Le temps et la mémoire
Aussi, le parcours de Per Kirkeby ne semble pas tant l'inventaire iconique
de l'histoire de l'art que la recherche d'un possible renoncement: une sorte
d'altération, de dilution, de nébuleuse dans
une pratique volontairement discontinue, fragmentaire et fragmentée.
Qu'on regarde ses premières « sculptures de briques » réalisées
en 1967 en parallèle à ses arrangements de pierres qui développent
une réflexion soutenue sur le thème du monument et de sa désarticulation.
Qu'on regarde des oeuvres de 1966 comme House, Fence ou Brick dans
lesquelles la structure s'étiole dans la peinture et la fine texture
de la toile. Qu'on regarde ses pastiches - le pastiche tient de la moquerie
- de Schönbrunn (1974) ou d'une église de Constantinople
(1978). Qu'on regarde enfin dans les peintures où apparaissent les briques
d'une architecture réduite à l'état de fantôme (1971-1972),
l'expression constamment « duelle » d'une structure et de sa déconstruction:
l'art de Kirkeby questionne un lexique de formes perdues qu'il paraphrase,
cite jusqu'à épuisement.

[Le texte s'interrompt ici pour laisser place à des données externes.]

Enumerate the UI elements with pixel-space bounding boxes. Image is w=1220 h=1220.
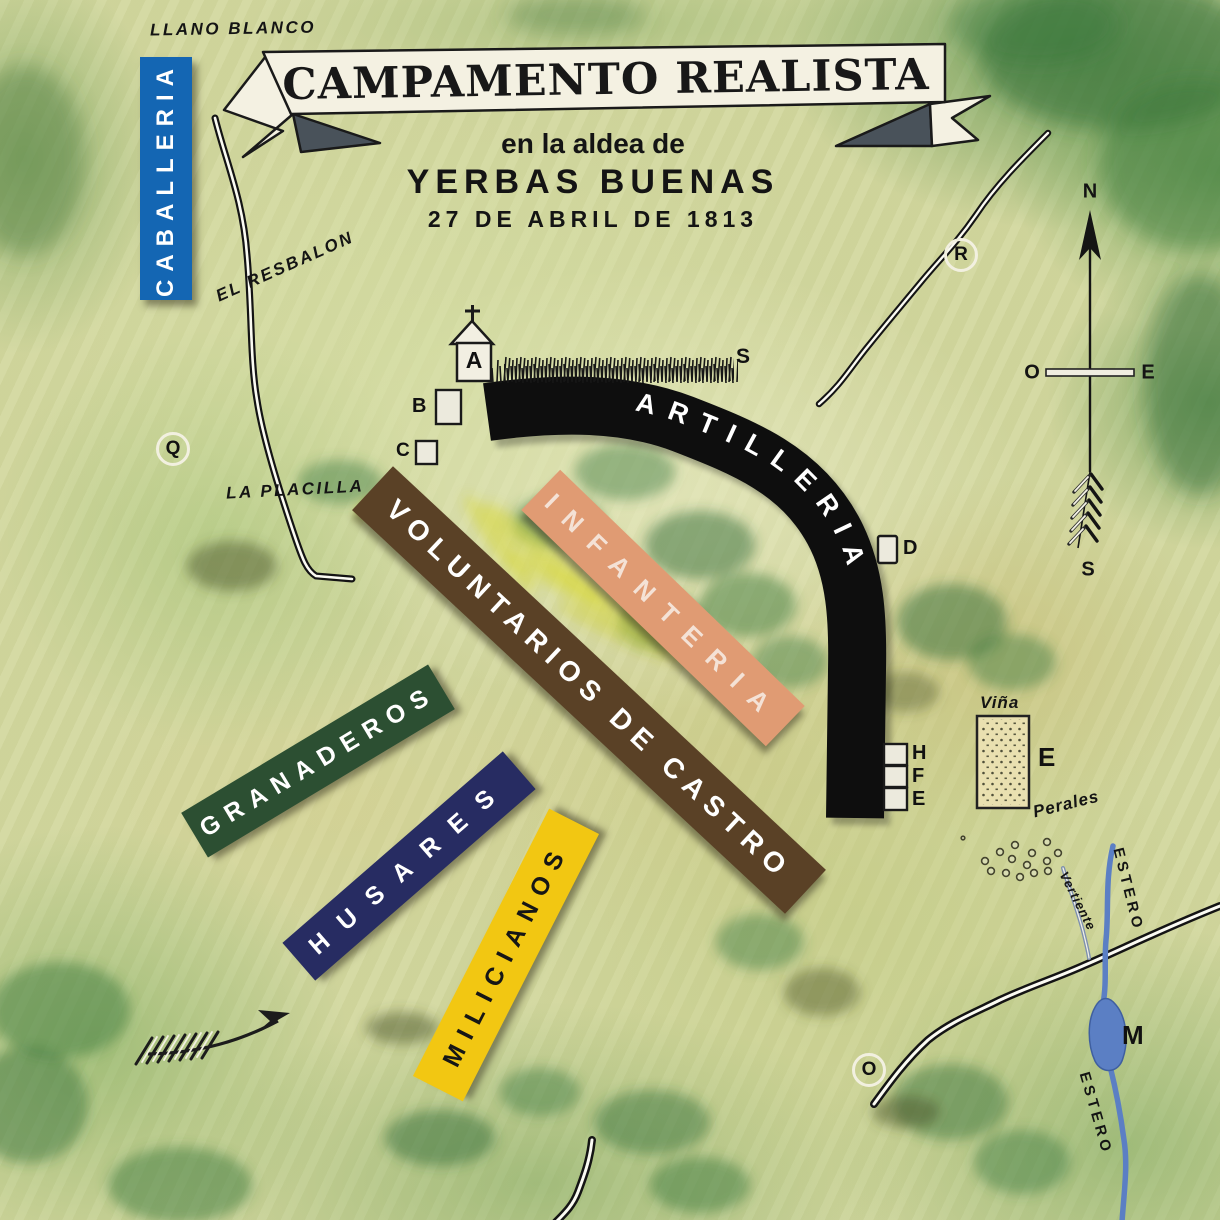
compass-east-label: E xyxy=(1141,362,1154,385)
circle-o-label: O xyxy=(862,1059,877,1081)
building-h-square xyxy=(884,744,907,765)
map-subtitle-line1: en la aldea de xyxy=(393,128,793,160)
circle-marker-o: O xyxy=(852,1053,886,1087)
marker-label-e: E xyxy=(912,788,925,811)
map-subtitle-line2: YERBAS BUENAS xyxy=(393,163,793,202)
marker-label-h: H xyxy=(912,742,926,765)
lake xyxy=(1089,999,1126,1071)
marker-label-m-lake: M xyxy=(1122,1020,1144,1051)
map-title: CAMPAMENTO REALISTA xyxy=(272,45,941,115)
marker-label-b: B xyxy=(412,395,426,418)
building-f-square xyxy=(884,766,907,787)
compass-south-label: S xyxy=(1081,559,1094,582)
circle-marker-q: Q xyxy=(156,432,190,466)
advance-arrow-icon xyxy=(136,1010,290,1064)
hedge-line xyxy=(492,352,738,384)
circle-marker-r: R xyxy=(944,238,978,272)
marker-label-e-vina: E xyxy=(1038,742,1055,773)
vineyard xyxy=(977,716,1029,808)
caballeria-label: CABALLERIA xyxy=(152,61,180,297)
orchard-dots xyxy=(961,836,1061,880)
estero-stream xyxy=(1089,846,1126,1220)
marker-label-f: F xyxy=(912,765,924,788)
battle-map: ARTILLERIA xyxy=(0,0,1220,1220)
building-e-square xyxy=(884,788,907,810)
map-subtitle-date: 27 DE ABRIL DE 1813 xyxy=(393,206,793,233)
compass-rose-icon xyxy=(1046,210,1134,548)
place-label-llano-blanco: LLANO BLANCO xyxy=(150,18,316,41)
compass-west-label: O xyxy=(1024,362,1040,385)
building-b-square xyxy=(436,390,461,424)
place-label-vina: Viña xyxy=(980,693,1019,713)
building-c-square xyxy=(416,441,437,464)
unit-band-caballeria: CABALLERIA xyxy=(140,57,192,300)
compass-north-label: N xyxy=(1083,181,1097,204)
circle-q-label: Q xyxy=(166,438,181,460)
marker-label-s-hedge: S xyxy=(736,345,750,369)
road-south xyxy=(556,1140,592,1220)
river-el-resbalon xyxy=(215,118,352,579)
circle-r-label: R xyxy=(954,244,968,266)
river-northeast xyxy=(819,133,1048,404)
marker-label-a-church: A xyxy=(459,347,489,374)
building-d-square xyxy=(878,536,897,563)
marker-label-c: C xyxy=(396,440,410,462)
marker-label-d: D xyxy=(903,537,917,560)
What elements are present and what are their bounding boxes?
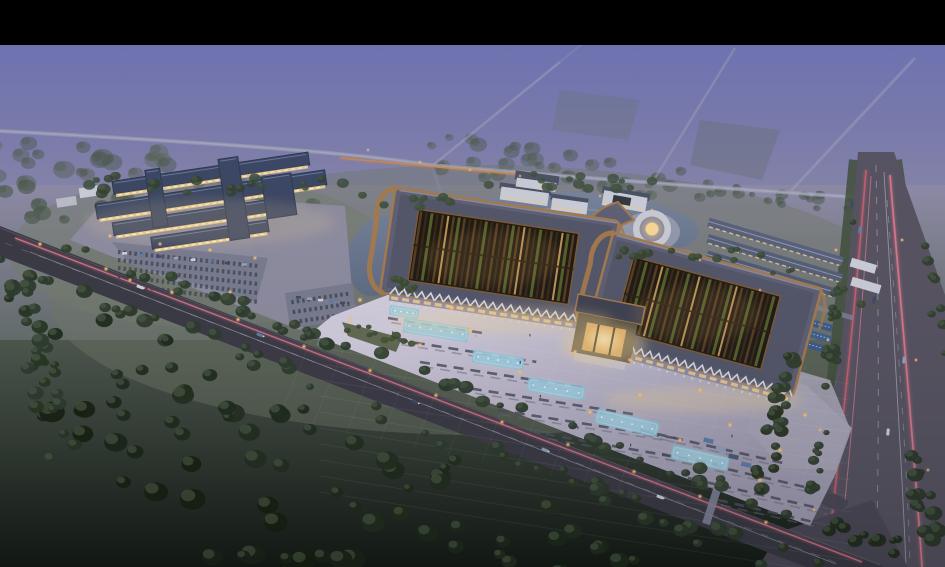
atmosphere-overlay [0,45,945,567]
rendering-canvas [0,0,945,567]
aerial-rendering [0,0,945,567]
letterbox-top-bar [0,0,945,45]
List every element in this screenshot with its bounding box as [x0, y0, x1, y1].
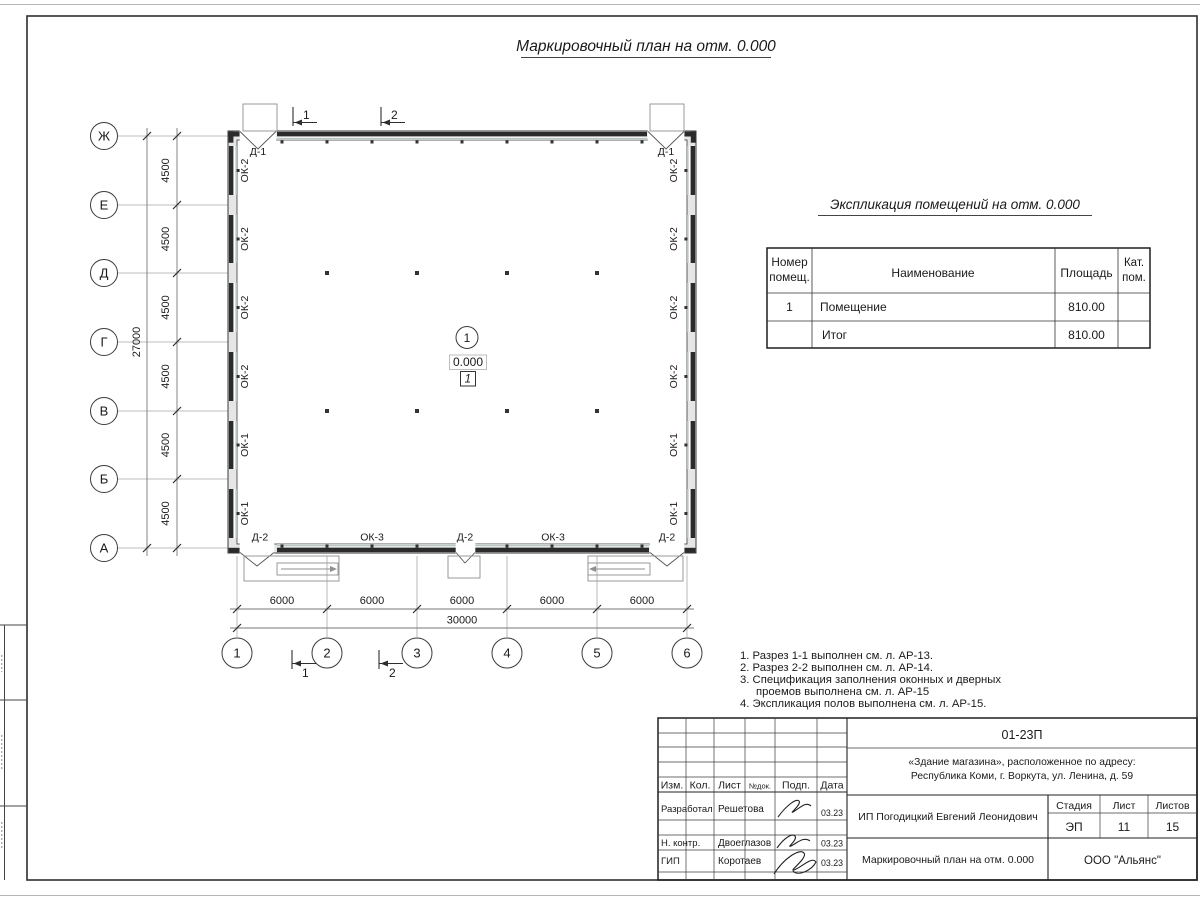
door-bottom-center: [456, 543, 476, 563]
cell-area: 810.00: [1068, 328, 1105, 342]
note-line: 3. Спецификация заполнения оконных и две…: [740, 674, 1001, 686]
window-label: ОК-1: [668, 433, 680, 457]
door-label: Д-2: [659, 532, 676, 544]
col-header: Площадь: [1060, 266, 1112, 280]
window-label: ОК-2: [668, 365, 680, 389]
tb-date: 03.23: [821, 839, 843, 849]
axis-label: Д: [100, 266, 109, 281]
tb-address-line2: Республика Коми, г. Воркута, ул. Ленина,…: [911, 770, 1133, 782]
col-header: пом.: [1122, 272, 1146, 284]
note-line: 4. Экспликация полов выполнена см. л. АР…: [740, 698, 986, 710]
window-right-3: [684, 283, 695, 332]
tb-role: Разработал: [661, 804, 713, 815]
window-label: ОК-2: [668, 296, 680, 320]
note-line: 1. Разрез 1-1 выполнен см. л. АР-13.: [740, 650, 933, 662]
explication-title: Экспликация помещений на отм. 0.000: [830, 197, 1080, 212]
room-number-tag: 1: [465, 374, 471, 386]
porch-top-right: [650, 104, 684, 131]
porch-bottom-center: [448, 556, 480, 578]
window-right-5: [684, 421, 695, 469]
axis-grid: Ж Е Д Г В Б А 1 2 3 4 5 6: [91, 123, 703, 669]
tb-col-kol: Кол.: [690, 780, 711, 792]
explication: Экспликация помещений на отм. 0.000 Номе…: [767, 197, 1150, 348]
axis-label: 6: [683, 646, 690, 661]
note-line: проемов выполнена см. л. АР-15: [756, 686, 929, 698]
window-label: ОК-1: [239, 502, 251, 526]
window-band-bottom-left: [277, 544, 456, 553]
tb-col-list: Лист: [718, 780, 741, 792]
window-left-1: [228, 146, 239, 195]
window-left-6: [228, 489, 239, 538]
tb-sheet-label: Лист: [1113, 800, 1136, 812]
section-number: 2: [391, 108, 398, 122]
section-mark-2-top: 2: [381, 107, 405, 126]
dim-total-label: 27000: [131, 327, 143, 358]
door-bottom-right: [650, 543, 685, 566]
col-header: Наименование: [891, 266, 975, 280]
tb-company: ООО "Альянс": [1084, 855, 1161, 867]
tb-client: ИП Погодицкий Евгений Леонидович: [858, 811, 1037, 823]
tb-name: Решетова: [718, 804, 764, 815]
axis-label: 2: [323, 646, 330, 661]
door-label: Д-2: [457, 532, 474, 544]
section-number: 1: [302, 666, 309, 680]
window-label: ОК-2: [239, 365, 251, 389]
wall-column-dots: [281, 141, 644, 548]
cell-area: 810.00: [1068, 300, 1105, 314]
porch-bottom-left: [244, 556, 339, 581]
dim-label: 6000: [450, 595, 474, 607]
axis-label: 4: [503, 646, 510, 661]
signature: [777, 835, 810, 848]
tb-doc-title: Маркировочный план на отм. 0.000: [862, 854, 1034, 866]
window-right-6: [684, 489, 695, 538]
interior-columns: [325, 271, 599, 413]
cell-name: Итог: [822, 328, 848, 342]
window-label: ОК-1: [239, 433, 251, 457]
tb-date: 03.23: [821, 808, 843, 818]
tb-col-izm: Изм.: [661, 780, 684, 792]
tb-sheets-value: 15: [1166, 820, 1180, 834]
window-left-4: [228, 352, 239, 401]
room-marker: 1 0.000 1: [450, 327, 487, 387]
room-axis-ref: 1: [464, 331, 471, 345]
axis-label: 3: [413, 646, 420, 661]
section-number: 1: [303, 108, 310, 122]
note-line: 2. Разрез 2-2 выполнен см. л. АР-14.: [740, 662, 933, 674]
door-label: Д-2: [252, 532, 269, 544]
window-label: ОК-2: [668, 159, 680, 183]
window-label: ОК-2: [239, 227, 251, 251]
tb-role: Н. контр.: [661, 838, 700, 849]
page-title: Маркировочный план на отм. 0.000: [516, 38, 776, 55]
left-stamp: [0, 625, 27, 880]
tb-role: ГИП: [661, 856, 680, 867]
door-label: Д-1: [658, 146, 675, 158]
dim-label: 4500: [160, 364, 172, 388]
tb-stage-value: ЭП: [1065, 820, 1082, 834]
axis-label: 1: [233, 646, 240, 661]
axis-label: Б: [100, 472, 109, 487]
tb-name: Двоеглазов: [718, 838, 771, 849]
window-left-3: [228, 283, 239, 332]
porch-bottom-right: [588, 556, 683, 581]
tb-doc-code: 01-23П: [1002, 728, 1043, 742]
ramp-arrow-right: [330, 566, 337, 572]
axis-label: В: [100, 404, 109, 419]
dim-label: 6000: [270, 595, 294, 607]
axis-bubbles-rows: Ж Е Д Г В Б А: [91, 123, 118, 562]
tb-col-ndok: №док.: [749, 782, 771, 791]
dim-total-label: 30000: [447, 615, 478, 627]
window-band-top: [277, 131, 647, 140]
table-row: Итог 810.00: [822, 328, 1105, 342]
window-label: ОК-1: [668, 502, 680, 526]
col-header: помещ.: [769, 270, 810, 284]
title-block: Изм. Кол. Лист №док. Подп. Дата Разработ…: [658, 718, 1197, 880]
dim-label: 4500: [160, 227, 172, 251]
window-label: ОК-2: [668, 227, 680, 251]
signature: [774, 852, 816, 874]
window-label: ОК-2: [239, 296, 251, 320]
signature: [778, 800, 811, 817]
window-left-5: [228, 421, 239, 469]
walls: Д-1 Д-1 ОК-2 ОК-2 ОК-2 ОК-2 ОК-1 ОК-1 ОК…: [228, 104, 696, 581]
window-label: ОК-2: [239, 159, 251, 183]
window-right-1: [684, 146, 695, 195]
cell-num: 1: [786, 300, 793, 314]
axis-label: А: [100, 541, 109, 556]
window-right-2: [684, 215, 695, 263]
cell-name: Помещение: [820, 300, 887, 314]
window-label: ОК-3: [541, 532, 565, 544]
table-row: 1 Помещение 810.00: [786, 300, 1105, 314]
dim-label: 4500: [160, 295, 172, 319]
dim-label: 4500: [160, 158, 172, 182]
window-label: ОК-3: [360, 532, 384, 544]
section-mark-1-top: 1: [293, 107, 317, 126]
window-band-bottom-right: [475, 544, 649, 553]
axis-label: Ж: [98, 129, 110, 144]
dim-label: 4500: [160, 433, 172, 457]
tb-address-line1: «Здание магазина», расположенное по адре…: [908, 757, 1135, 768]
window-right-4: [684, 352, 695, 401]
col-header: Номер: [771, 255, 808, 269]
drawing-canvas: Маркировочный план на отм. 0.000 Ж Е Д Г…: [0, 0, 1200, 900]
col-header: Кат.: [1124, 257, 1144, 269]
dim-label: 6000: [630, 595, 654, 607]
ramp-arrow-left: [589, 566, 596, 572]
door-label: Д-1: [250, 146, 267, 158]
window-left-2: [228, 215, 239, 263]
drawing-sheet: Маркировочный план на отм. 0.000 Ж Е Д Г…: [0, 0, 1200, 900]
tb-sheet-value: 11: [1118, 820, 1131, 834]
porch-top-left: [243, 104, 277, 131]
dim-label: 6000: [540, 595, 564, 607]
tb-stage-label: Стадия: [1056, 800, 1092, 812]
tb-name: Коротаев: [718, 856, 761, 867]
axis-label: 5: [593, 646, 600, 661]
notes: 1. Разрез 1-1 выполнен см. л. АР-13. 2. …: [740, 650, 1001, 710]
section-marks: 1 2 1 2: [292, 107, 405, 680]
section-mark-2-bottom: 2: [379, 650, 403, 680]
section-number: 2: [389, 666, 396, 680]
dim-label: 4500: [160, 501, 172, 525]
tb-col-podp: Подп.: [782, 780, 810, 792]
tb-col-data: Дата: [820, 780, 843, 792]
axis-label: Г: [100, 335, 107, 350]
tb-sheets-label: Листов: [1155, 800, 1190, 812]
dim-label: 6000: [360, 595, 384, 607]
tb-date: 03.23: [821, 858, 843, 868]
axis-label: Е: [100, 198, 109, 213]
elevation-mark: 0.000: [453, 355, 483, 369]
door-bottom-left: [240, 543, 275, 566]
plan-title: Маркировочный план на отм. 0.000: [516, 38, 776, 58]
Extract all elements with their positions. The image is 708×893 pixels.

Il témoigne de l'érosion
des choses et du conflit de la vanité des hommes face à la nature.
Il renvoie dos à dos le temps et la mémoire. Transitoire par
essence, il interroge en autant de formes et de signes connus les conditions
de sa possible survivance et s'empare de systèmes historiques connus
pour les mettre à l'épreuve de notre présent.